Tharparkar’s demography is silently changing from a peaceful and tolerant land to a hostile one; this phenomenon is not natural, but forced. This was the crux of the session, ‘Tharparkar: Desert Woes’, on the second day of the 7th Karachi Literature Festival.
“Around 100 acres in Nagarparkar have been given to Jaish-e-Muhammad, a proscribed militant organisation, despite a ban on transferring land in the border town,” said Dr Sono Khangharani, a social activist. Nagarparkar is the town that borders the Indian Rann of Kutch, and where centuries-old mosques and temples exist.
Extremist activities in the desert area known for its impeccable religious harmony have been ongoing since 1965, claimed Khangharani while answering a question about the rising footprint of Jamaatud Dawa in Thar.
Apart from Khangharani, Masood Lohar and Tanveer Ahmed were also part of the panel. The session’s moderator, Sadiqa Salahuddin, had first referred the question to human rights activist IA Rehman, who was sitting in the audience. Rehman said the area was made nearly inaccessible for the public due to the extensive questioning by security forces. However, religious organisations were allowed to roam freely, he deplored. According to unofficial data, Thar’s population has grown to 1.5 million and comprises both Hindus and Muslims. The area is one of the most undeveloped parts of the country and mostly remains in the news for drought and death.
Drought and migration
The drought cycle in the region has been recorded since the late 19th century and its continuous occurrence compelled people to migrate to other countries, explained Lohar. The traders, mostly Hindus, travelled to Africa and set up their businesses there, he said, revealing that the migrants included the family of Indian independence leader Mahatma Gandhi.

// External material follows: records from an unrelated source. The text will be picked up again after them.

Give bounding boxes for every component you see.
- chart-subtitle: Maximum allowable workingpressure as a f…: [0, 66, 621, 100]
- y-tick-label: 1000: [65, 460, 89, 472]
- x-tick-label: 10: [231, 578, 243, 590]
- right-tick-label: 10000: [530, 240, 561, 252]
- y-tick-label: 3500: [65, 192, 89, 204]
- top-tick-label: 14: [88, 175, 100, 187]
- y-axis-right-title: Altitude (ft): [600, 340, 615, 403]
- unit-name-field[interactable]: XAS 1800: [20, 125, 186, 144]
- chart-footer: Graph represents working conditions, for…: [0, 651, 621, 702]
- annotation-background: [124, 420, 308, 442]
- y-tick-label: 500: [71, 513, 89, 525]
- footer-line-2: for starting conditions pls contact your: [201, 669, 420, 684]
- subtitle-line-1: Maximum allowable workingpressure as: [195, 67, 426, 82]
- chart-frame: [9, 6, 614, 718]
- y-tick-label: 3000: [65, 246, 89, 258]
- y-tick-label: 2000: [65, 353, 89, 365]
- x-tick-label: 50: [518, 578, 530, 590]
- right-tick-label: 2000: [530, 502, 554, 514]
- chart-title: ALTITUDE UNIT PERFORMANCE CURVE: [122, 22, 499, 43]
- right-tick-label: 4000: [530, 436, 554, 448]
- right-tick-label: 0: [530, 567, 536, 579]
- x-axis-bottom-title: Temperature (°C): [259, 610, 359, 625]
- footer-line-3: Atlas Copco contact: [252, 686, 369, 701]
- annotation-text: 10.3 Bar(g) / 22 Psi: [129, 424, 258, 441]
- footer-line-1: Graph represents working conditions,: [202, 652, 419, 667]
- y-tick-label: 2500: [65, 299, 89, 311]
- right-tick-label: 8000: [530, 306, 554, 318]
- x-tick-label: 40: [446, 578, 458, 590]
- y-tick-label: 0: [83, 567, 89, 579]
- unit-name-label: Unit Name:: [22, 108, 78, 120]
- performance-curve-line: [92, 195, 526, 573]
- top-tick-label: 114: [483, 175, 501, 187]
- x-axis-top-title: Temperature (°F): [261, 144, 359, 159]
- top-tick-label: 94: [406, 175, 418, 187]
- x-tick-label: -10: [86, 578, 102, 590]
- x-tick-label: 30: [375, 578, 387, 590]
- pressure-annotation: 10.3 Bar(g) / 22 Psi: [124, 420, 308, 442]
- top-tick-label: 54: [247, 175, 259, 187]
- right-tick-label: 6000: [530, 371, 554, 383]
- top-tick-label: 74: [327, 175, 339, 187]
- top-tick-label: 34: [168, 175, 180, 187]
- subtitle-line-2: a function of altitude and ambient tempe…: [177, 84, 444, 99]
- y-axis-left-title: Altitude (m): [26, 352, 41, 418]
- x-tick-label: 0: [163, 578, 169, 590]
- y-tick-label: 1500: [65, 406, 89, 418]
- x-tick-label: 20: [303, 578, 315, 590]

Commenting on the region’s history, Lohar said it can be traced back to Indus Valley Civilisation as a symbol resembling the Thari cow was found engraved on a seal during the excavation of Moen Jo Daro. Ahmed said 50% of Thari children are growth stunted as many newborns die before they are a month old.
He said the causes included lack of health facilities, poor transportation and malnutrition. He explained that there was only one large health facility in the area, Mithi civil hospital, for a population spread over 3.4 million acres. He said in case of complicated cases, patients are referred to Hyderabad and Karachi, more than 300 kilometres away.
During the hour-long session, speakers also covered issues such as supply of safe drinking water, reverse osmosis plants, and the coal extraction project under way in the district, among others.
Published in The Express Tribune, February 7th, 2016.